There's a message in there somewhere. Not that somebody has it in for me, not that one. The message is about control, how I haven't got it.

We were lucky. While there were several trees whose tops had been lopped off by the storm, including one in the woods whose trunk was too big for me to get my arms around and which had been split only a couple of feet above Louis's head -- nothing had hit the (1) pets, (2) house, or (3) truck.

We heard of one family who left to go grocery shopping while their house was without electricity and came back to find that their house had burned to the ground from an electrical surge once the storm had passed.

Everything can change in an instant and without warning. Our broken trees stand as a sign. When the paper shredder jammed yesterday, I spent an hour digging out little pieces of shredded paper like a madwoman. Not LIKE a madwoman. I'm a little nuts with anxiety and rage. I think I fed it too much paper. I remember wondering how much it could take.

I couldn't fix it. I think I'll have to get a new one, which makes me blush with shame. Which makes me want to cry.

I'm writing you in an effort to let go. I'm writing you to warn you of what you already know: things can change in an instant and you have no control. I'm writing to tell you that I love you.

Thursday, March 08, 2007

Hey you up North. Spring is on the way. The geese were honking and flying overhead this morning, on their way to you.

Monday, February 26, 2007

We have daffodils. Part of the cardinals song sounds like "pretty pretty pretty pretty pretty pretty pretty".

Monday, January 08, 2007

Writers, take heart! When I turn in my manuscript for Degrees of Latitude this month to Four Way Books, it will have been 18 years to the day since I began this project! Can you believe it? It better be good!

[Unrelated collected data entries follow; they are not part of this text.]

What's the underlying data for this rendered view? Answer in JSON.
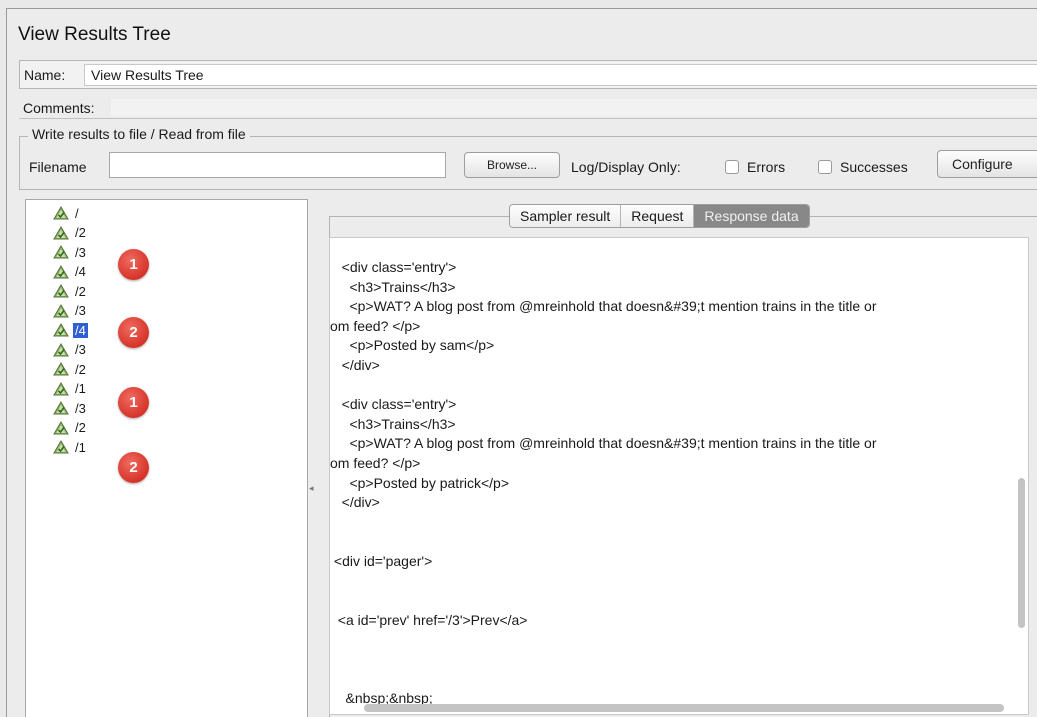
{
  "window": {
    "title": "View Results Tree"
  },
  "form": {
    "name_label": "Name:",
    "name_value": "View Results Tree",
    "comments_label": "Comments:",
    "group_title": "Write results to file / Read from file",
    "filename_label": "Filename",
    "filename_value": "",
    "browse_label": "Browse...",
    "log_display_label": "Log/Display Only:",
    "errors_label": "Errors",
    "errors_checked": false,
    "successes_label": "Successes",
    "successes_checked": false,
    "configure_label": "Configure"
  },
  "tree": {
    "icon": "success-triangle-icon",
    "items": [
      {
        "label": "/"
      },
      {
        "label": "/2"
      },
      {
        "label": "/3"
      },
      {
        "label": "/4"
      },
      {
        "label": "/2"
      },
      {
        "label": "/3"
      },
      {
        "label": "/4",
        "selected": true
      },
      {
        "label": "/3"
      },
      {
        "label": "/2"
      },
      {
        "label": "/1"
      },
      {
        "label": "/3"
      },
      {
        "label": "/2"
      },
      {
        "label": "/1"
      }
    ],
    "badges": [
      "1",
      "2",
      "1",
      "2"
    ]
  },
  "tabs": [
    {
      "label": "Sampler result",
      "active": false
    },
    {
      "label": "Request",
      "active": false
    },
    {
      "label": "Response data",
      "active": true
    }
  ],
  "response_lines": [
    "   <div class='entry'>",
    "     <h3>Trains</h3>",
    "     <p>WAT? A blog post from @mreinhold that doesn&#39;t mention trains in the title or",
    "om feed? </p>",
    "     <p>Posted by sam</p>",
    "   </div>",
    "",
    "   <div class='entry'>",
    "     <h3>Trains</h3>",
    "     <p>WAT? A blog post from @mreinhold that doesn&#39;t mention trains in the title or",
    "om feed? </p>",
    "     <p>Posted by patrick</p>",
    "   </div>",
    "",
    "",
    " <div id='pager'>",
    "",
    "",
    "  <a id='prev' href='/3'>Prev</a>",
    "",
    "",
    "",
    "    &nbsp;&nbsp;"
  ],
  "colors": {
    "selection": "#2f5fd0",
    "badge": "#d6342a",
    "active_tab": "#888888"
  }
}
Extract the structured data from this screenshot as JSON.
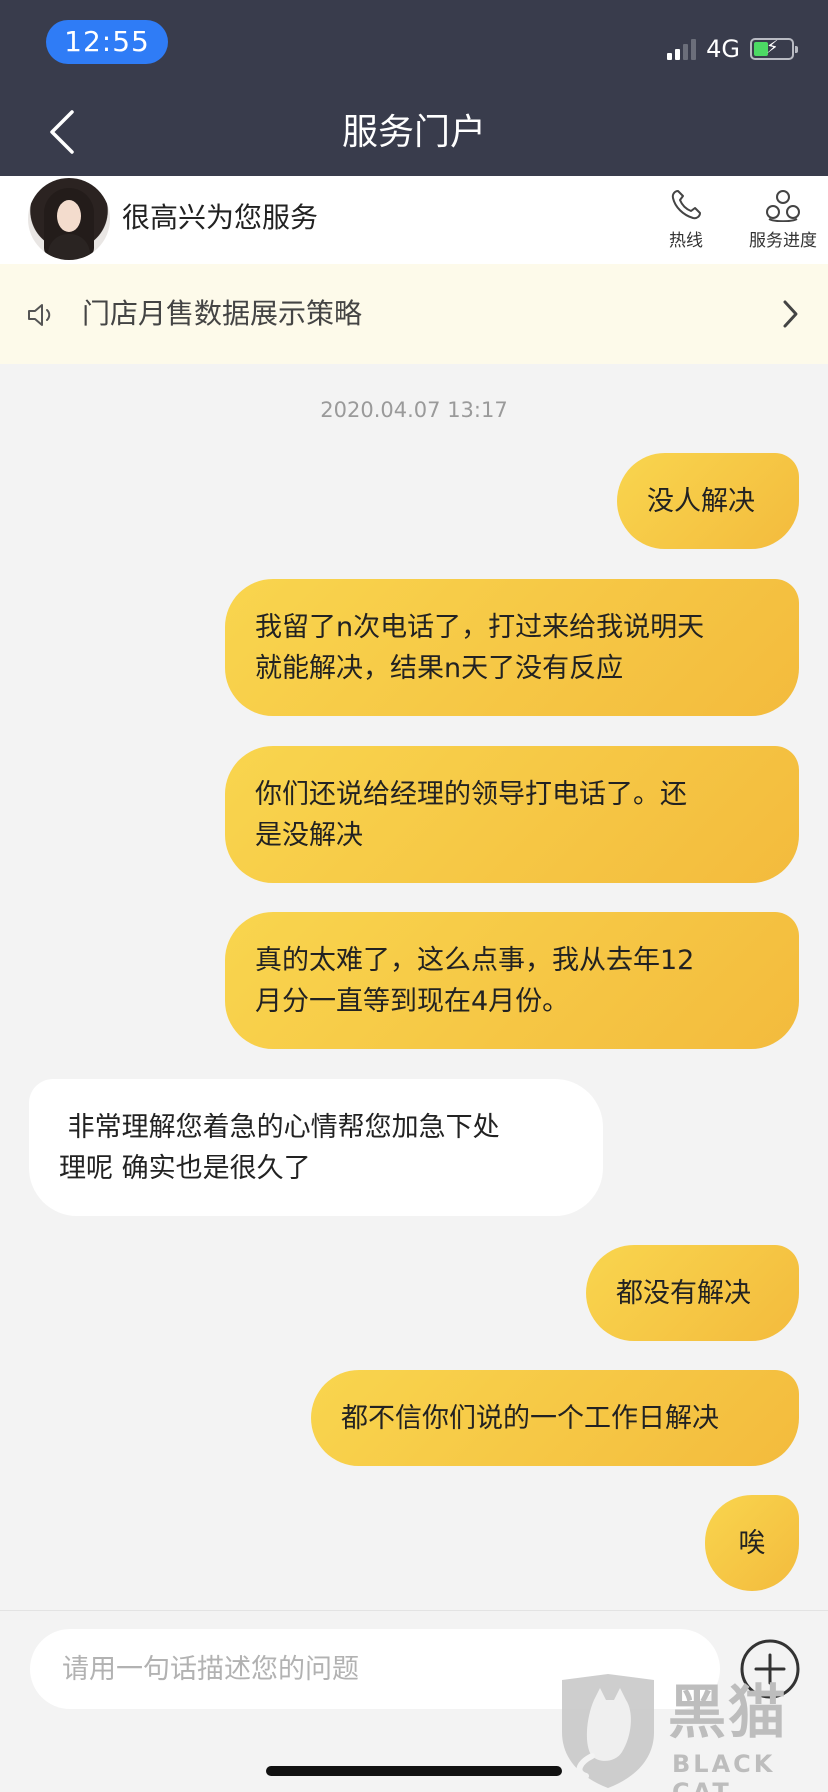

We had a spectacular Christmas with a week-long visit from Emma and her mom. Emma, now 18 months old, is no longer a baby, but a real little girl. I hadn't seen her for four months, so I could hardly believe how grown up she was. I'm never letting that much time go by again! When she's thirty-five, if I'm still on this earth, and especially if I'm not, she's gong to see her G not less than every two months!

May 2007 bring us all health, happiness, peace and productivity!